In one of the novels Ndyaie Rosie Carpe is a young woman born in Brive la Gaillarde, parents petty bourgeois mediocre and who has kept his childhood memories and distant yellow the family home and the only thing that glorious childhood drab and dull: a white magnolia in the garden. His childhood was not prepared to Rosie Carpe's descent into hell as an adult, when she left her little corner of the province with her brother Lazarus and goes to Paris. Soon the two are separate to each go to a lousy destiny. Rosie Carpe began working in a hotel in the Paris suburbs sad and uniformly gray, with Antony, and then several events and meetings will seal his fate forever, and ordered to drift. What is beautiful in writing Ndaiye, is that it comes to alternate distance and empathy, in turn, clinical and emotional, it also makes it perfectly inside the delirium of character through small realistic ratings in its environment, on acts of daily life. She understand the inner turmoil made it even more noticeable by a simple glance at the window of this bedroom suburb of banal, she felt discomfort in a conversation through the obsessive repetition of an innocuous little phrase, yet chilling. Something in the character of Rosie Carpe is both pathetic and unsympathetic: his passivity, his lack of foresight in relation to others, his stupor in a cruel world and without any amenities for the frail and flighty little thing it is. The author take his character in this distance between the inner uncertainty in relation to itself and adhesion intermittent pain and despair of being hit themselves, parachuted into the outer shell of a body given the world.
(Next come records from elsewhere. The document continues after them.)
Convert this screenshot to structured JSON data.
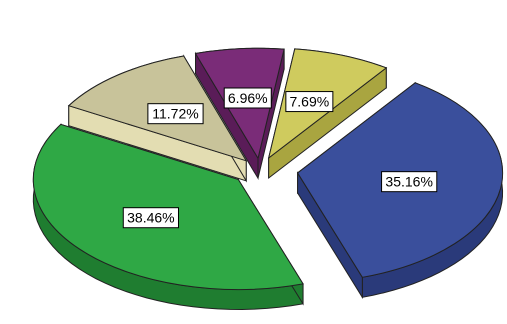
{
  "chart_data": {
    "type": "pie",
    "style": "exploded-3d",
    "legend": "none",
    "slices": [
      {
        "label": "35.16%",
        "value": 35.16,
        "color": "#3a4f9c",
        "side_color": "#2a3a7a"
      },
      {
        "label": "38.46%",
        "value": 38.46,
        "color": "#2fa845",
        "side_color": "#1f7d30"
      },
      {
        "label": "11.72%",
        "value": 11.72,
        "color": "#c8c39a",
        "side_color": "#e3ddb2"
      },
      {
        "label": "6.96%",
        "value": 6.96,
        "color": "#7a2c78",
        "side_color": "#5a1c58"
      },
      {
        "label": "7.69%",
        "value": 7.69,
        "color": "#cfcb5e",
        "side_color": "#a9a540"
      }
    ]
  }
}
At the same time, there is not an ounce of pathos in style, not an ounce of letting go. It is a remarkable performance, there are pages breathtaking, haunting prose and boring at once: his prose is both Flaubert and Julian Green, the former because Ndaiye wraps his character in a kind of prose whirling, dizzying, in long sentences that seem to offer endless support to a spurious character disorientation, the second because Ndaiye knows beautifully put a tormented human consciousness, moving in a setting and environment still outside, indifferent, and the contrast between the two is poignant. She knows how to impose this rift between stasis desperate things ecstatic and can not be.